Punk Rock Flock


By: Christopher Shoust


Standing feet from the stage with a slow sway to my head, I absorb the music in a bar that doesn't allow moshing. For years black, blue and red were my favorite colours. I made some good friends talking in the washrooms while blood leaked from my mouth like the faucet just below me - being picked up off the floor after being elbowed in the head time after time. That was, and is punk rock.

Punk rock equals violence: violence against life, violence against government, violence against your parents. The ironic thing was that we took it out on each other.

When I go to bars to see bands now, I actually go to see the band and not the floor or pieces of me on the floor. I've passed that stage. I have other ways now. But there are nights that I do miss and then there are nights that I don't.

What was I doing. I just downed three glasses of beer and now I am at another bar with another band. I begin to rock gently back and forth as I creep through the crowd. Bip bop un tis un tis was my mating call. Silently I screamed in my head. I had my thumb lodged over the spout of my next bottle of beer to stop the graceful foam-filled flow of alcoholic fluids. Meanwhile, from behind me, the other rockers didn't seem so careful for I was repeatedly showered.

What was I doing. I gathered in front of the rest of the crowd like so many times before, though something was queer; something seemed alien. While my intoxication fought off my karma, my body soon began to feel what was wrong.

Minutes earlier I remember looking down at the floor, while making sure it was free off dangers, I set up my punk rock defense systems, bending my legs slightly with one foot forward to protect from a stray body flying toward me. A bottle falls to its end on the floor and I am brought back to reality. A glimmering wet shine covers the floor. Suds spatter and another one falls. Bodies start gathering in an army of dancing rage and the first man falls.

Bottled violence filtered through the masses and everyone joins in. A few pushes and a few of us privileged souls are sliding to one side and pushed to another gripping our beer and flickering cigarettes. The pit was unleashed.

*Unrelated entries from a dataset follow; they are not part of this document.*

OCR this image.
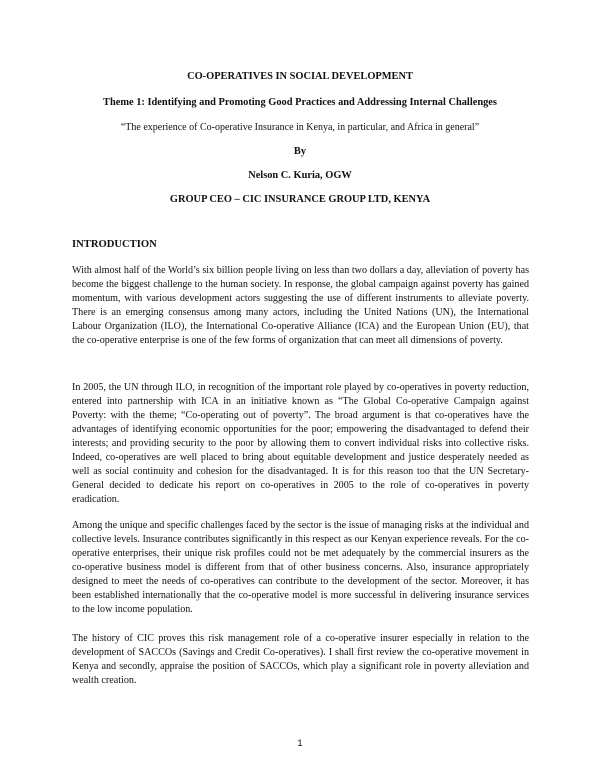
CO-OPERATIVES IN SOCIAL DEVELOPMENT
Theme 1: Identifying and Promoting Good Practices and Addressing Internal Challenges
“The experience of Co-operative Insurance in Kenya, in particular, and Africa in general”
By
Nelson C. Kuria, OGW
GROUP CEO – CIC INSURANCE GROUP LTD, KENYA
INTRODUCTION

With almost half of the World’s six billion people living on less than two dollars a day, alleviation of poverty has become the biggest challenge to the human society. In response, the global campaign against poverty has gained momentum, with various development actors suggesting the use of different instruments to alleviate poverty. There is an emerging consensus among many actors, including the United Nations (UN), the International Labour Organization (ILO), the International Co-operative Alliance (ICA) and the European Union (EU), that the co-operative enterprise is one of the few forms of organization that can meet all dimensions of poverty.

In 2005, the UN through ILO, in recognition of the important role played by co-operatives in poverty reduction, entered into partnership with ICA in an initiative known as “The Global Co-operative Campaign against Poverty: with the theme; “Co-operating out of poverty”. The broad argument is that co-operatives have the advantages of identifying economic opportunities for the poor; empowering the disadvantaged to defend their interests; and providing security to the poor by allowing them to convert individual risks into collective risks. Indeed, co-operatives are well placed to bring about equitable development and justice desperately needed as well as social continuity and cohesion for the disadvantaged. It is for this reason too that the UN Secretary-General decided to dedicate his report on co-operatives in 2005 to the role of co-operatives in poverty eradication.

Among the unique and specific challenges faced by the sector is the issue of managing risks at the individual and collective levels. Insurance contributes significantly in this respect as our Kenyan experience reveals. For the co-operative enterprises, their unique risk profiles could not be met adequately by the commercial insurers as the co-operative business model is different from that of other business concerns. Also, insurance appropriately designed to meet the needs of co-operatives can contribute to the development of the sector. Moreover, it has been established internationally that the co-operative model is more successful in delivering insurance services to the low income population.

The history of CIC proves this risk management role of a co-operative insurer especially in relation to the development of SACCOs (Savings and Credit Co-operatives). I shall first review the co-operative movement in Kenya and secondly, appraise the position of SACCOs, which play a significant role in poverty alleviation and wealth creation.

1
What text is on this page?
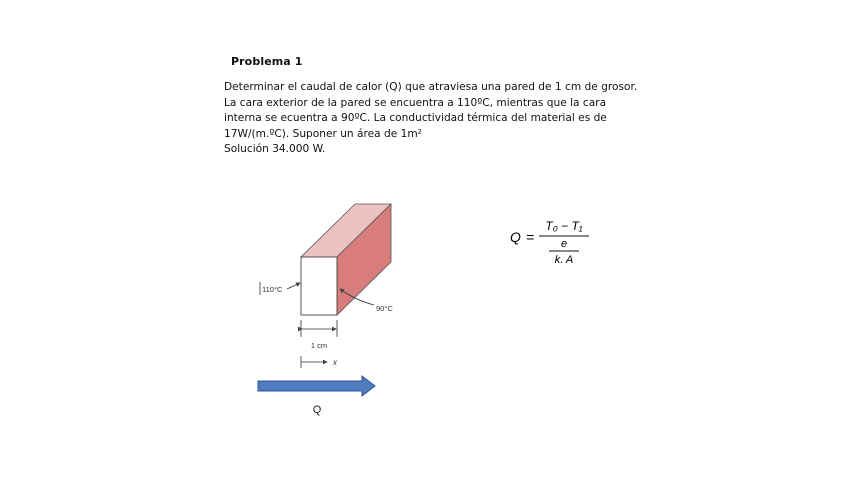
Problema 1
Determinar el caudal de calor (Q) que atraviesa una pared de 1 cm de grosor.
La cara exterior de la pared se encuentra a 110ºC, mientras que la cara
interna se ecuentra a 90ºC. La conductividad térmica del material es de
17W/(m.ºC). Suponer un área de 1m²
Solución 34.000 W.
110°C
90°C
1 cm
x
Q
Q =
T₀ − T₁
e
k. A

What was I doing. Suddenly instead of being danced along in camaraderie, I was being shoved into the singer with legs a-tangle in mic cords. Cigarettes were crushing and burning holes in our clothes. One man down, then two, falling on what was minutes before just puddles of beer but now is broken shards of glass. Two forearms are raised from the floor, bloody with pride. By recalling my days of physics, I try desperately to keep my weight centered so I will slide instead of fall. This didn't make matters any better.

Days later when I thought back, I wondered if hitting the floor and getting trampled would actually be any worse than how I was sliding into amps, band members and speakers to only be thrown by some ogre back into the chaos.

The ogres were the worst part: 200 pound, beer-for-breakfast, cigarette-for-lunch, high-school-dropout, factory workers, that seemed to get all their fun by throwing around guys like me, waiting for us to take a fall. They encompassed the perimeter. Between each toss of me in the giant ping-pong game, I tried to think of a way out. There was none in sight. My only plan was to disperse between the bodies when the set ended.

But as fast as I tried to reason that I could make do until then, I was thrown clear across the floor to land on the side of one foot, sending all my 130 pounds through

my knee, collapsing my ankle, jolting my arm into an amp head. From there I limped onto the side into retirement.

I read an interview with Ian McKay months after this incident and he talked about why he is not playing the same kind of music that he was with Minor Threat and why he doesn't allow mosh pits at shows. He explained that it's cool if people dance but once people start getting hurt, than it isn't for the music anymore.

I used to feel like something was missing when I didn't get hurt at a show. I guess you were right, Ian.